これらの弾性材料の中でも、ポリウレタン、シリコーンゴム、ニトリルゴム、エピクロロヒドリンゴム、エピクロロヒドリン-エチレンオキシドゴム、エピクロロヒドリン-エチレンオキシド-アリルグリシジルエーテルゴム、エチレン-プロピレン-ジエンゴム、アクリロニトリル-ブタジエンゴム、及びこれらを混合した弾性材料が好ましい。
【0042】
・導電剤
導電剤としては、電子導電剤とイオン導電剤とが挙げられる。
電子導電剤としては、ファーネスブラック、サーマルブラック、チャンネルブラック、ケッチェンブラック、アセチレンブラック、カラーブラック等のカーボンブラック;熱分解カーボン;グラファイト;アルミニウム、銅、ニッケル、ステンレス鋼等の金属又は合金;酸化スズ、酸化インジウム、酸化チタン、酸化スズ-酸化アンチモン固溶体、酸化スズ-酸化インジウム固溶体等の金属酸化物;絶縁物質の表面を導電化処理した物質;などの粉末が挙げられる。

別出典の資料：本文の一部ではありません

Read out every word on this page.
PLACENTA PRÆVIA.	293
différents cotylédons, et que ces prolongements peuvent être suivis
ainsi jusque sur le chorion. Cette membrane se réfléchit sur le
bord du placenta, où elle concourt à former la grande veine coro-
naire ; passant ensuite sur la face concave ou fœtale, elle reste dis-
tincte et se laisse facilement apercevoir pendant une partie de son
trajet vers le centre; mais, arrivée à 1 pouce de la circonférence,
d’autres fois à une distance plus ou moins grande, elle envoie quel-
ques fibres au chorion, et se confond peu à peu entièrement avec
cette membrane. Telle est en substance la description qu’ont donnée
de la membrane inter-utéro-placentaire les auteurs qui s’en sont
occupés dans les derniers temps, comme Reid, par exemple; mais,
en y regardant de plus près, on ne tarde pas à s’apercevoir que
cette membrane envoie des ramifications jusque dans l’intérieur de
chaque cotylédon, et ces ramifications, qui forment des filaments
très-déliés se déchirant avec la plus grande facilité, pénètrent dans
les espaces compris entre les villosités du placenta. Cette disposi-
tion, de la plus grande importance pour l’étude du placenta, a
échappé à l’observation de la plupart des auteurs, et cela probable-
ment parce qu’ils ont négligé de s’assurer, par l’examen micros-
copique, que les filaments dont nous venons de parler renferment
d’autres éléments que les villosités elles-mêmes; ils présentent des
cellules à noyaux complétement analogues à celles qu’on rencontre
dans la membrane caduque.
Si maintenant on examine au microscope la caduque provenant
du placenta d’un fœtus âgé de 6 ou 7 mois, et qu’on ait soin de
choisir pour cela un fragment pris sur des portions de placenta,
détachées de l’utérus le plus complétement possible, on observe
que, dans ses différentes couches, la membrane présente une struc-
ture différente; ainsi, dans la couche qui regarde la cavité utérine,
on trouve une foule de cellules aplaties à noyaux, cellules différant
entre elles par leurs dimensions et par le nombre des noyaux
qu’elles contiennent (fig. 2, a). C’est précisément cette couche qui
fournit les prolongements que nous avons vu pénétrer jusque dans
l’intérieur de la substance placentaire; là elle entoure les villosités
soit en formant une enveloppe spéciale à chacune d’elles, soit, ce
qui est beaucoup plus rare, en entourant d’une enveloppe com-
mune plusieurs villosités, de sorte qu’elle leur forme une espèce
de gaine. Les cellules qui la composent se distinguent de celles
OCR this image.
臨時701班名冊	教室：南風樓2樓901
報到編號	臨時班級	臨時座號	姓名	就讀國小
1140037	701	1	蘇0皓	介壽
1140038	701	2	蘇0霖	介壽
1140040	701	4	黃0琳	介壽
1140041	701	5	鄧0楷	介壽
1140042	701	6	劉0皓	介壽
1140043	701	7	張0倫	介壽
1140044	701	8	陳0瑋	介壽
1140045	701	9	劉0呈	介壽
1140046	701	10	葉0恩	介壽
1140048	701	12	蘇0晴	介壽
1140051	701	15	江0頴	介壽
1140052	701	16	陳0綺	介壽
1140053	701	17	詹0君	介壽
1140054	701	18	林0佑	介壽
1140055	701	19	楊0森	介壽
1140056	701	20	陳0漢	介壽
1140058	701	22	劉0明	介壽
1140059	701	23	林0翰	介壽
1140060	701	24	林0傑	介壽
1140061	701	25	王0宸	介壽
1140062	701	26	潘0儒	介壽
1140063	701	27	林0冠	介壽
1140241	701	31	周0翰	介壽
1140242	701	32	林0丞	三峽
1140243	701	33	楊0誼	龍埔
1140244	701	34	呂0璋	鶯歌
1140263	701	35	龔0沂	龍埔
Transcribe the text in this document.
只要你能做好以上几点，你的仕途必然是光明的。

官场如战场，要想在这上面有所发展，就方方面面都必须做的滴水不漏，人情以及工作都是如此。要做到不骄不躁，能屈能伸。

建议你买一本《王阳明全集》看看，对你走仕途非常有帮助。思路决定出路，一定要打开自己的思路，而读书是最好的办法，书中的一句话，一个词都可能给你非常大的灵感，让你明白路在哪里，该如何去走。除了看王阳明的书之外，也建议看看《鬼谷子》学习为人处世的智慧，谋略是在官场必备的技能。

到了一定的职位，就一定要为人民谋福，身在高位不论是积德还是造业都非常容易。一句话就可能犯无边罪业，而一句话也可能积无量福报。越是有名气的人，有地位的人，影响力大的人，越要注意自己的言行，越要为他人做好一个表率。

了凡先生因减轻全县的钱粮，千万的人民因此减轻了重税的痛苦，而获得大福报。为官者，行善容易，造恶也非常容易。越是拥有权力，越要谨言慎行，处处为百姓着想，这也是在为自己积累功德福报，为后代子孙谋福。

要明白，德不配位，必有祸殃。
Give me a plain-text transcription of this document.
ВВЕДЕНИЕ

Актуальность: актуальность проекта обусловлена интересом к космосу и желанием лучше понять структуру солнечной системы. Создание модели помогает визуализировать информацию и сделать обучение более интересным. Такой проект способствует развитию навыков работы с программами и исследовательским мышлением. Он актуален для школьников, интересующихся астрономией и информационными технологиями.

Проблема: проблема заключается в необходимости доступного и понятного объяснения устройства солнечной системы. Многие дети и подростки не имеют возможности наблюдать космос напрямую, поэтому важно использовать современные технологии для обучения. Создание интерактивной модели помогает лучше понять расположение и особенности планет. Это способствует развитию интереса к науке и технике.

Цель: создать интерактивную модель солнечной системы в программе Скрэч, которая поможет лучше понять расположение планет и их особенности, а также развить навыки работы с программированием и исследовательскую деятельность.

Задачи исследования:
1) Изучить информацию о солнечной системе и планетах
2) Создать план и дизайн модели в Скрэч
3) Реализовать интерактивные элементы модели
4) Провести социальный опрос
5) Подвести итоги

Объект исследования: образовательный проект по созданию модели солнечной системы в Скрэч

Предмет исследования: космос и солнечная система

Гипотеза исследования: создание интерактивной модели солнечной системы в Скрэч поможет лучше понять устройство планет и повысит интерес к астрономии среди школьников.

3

イオン導電剤としては、テトラエチルアンモニウム、ラウリルトリメチルアンモニウム、ベンジルトリアルキルアンモニウム等の過塩素酸塩又は塩素酸塩;リチウム、マグネシウム等のアルカリ金属又はアルカリ土類金属の過塩素酸塩又は塩素酸塩;などが挙げられる。
導電剤は、1種を単独で用いてもよく、2種以上を組み合わせて用いてもよい。
【0043】
導電剤は、一次粒径が1nm以上200nm以下であることが好ましい。
【0044】
電子導電剤の含有量は、弾性材料100質量部に対して、1質量部以上30質量部以下が好ましく、15質量部以上25質量部以下がより好ましい。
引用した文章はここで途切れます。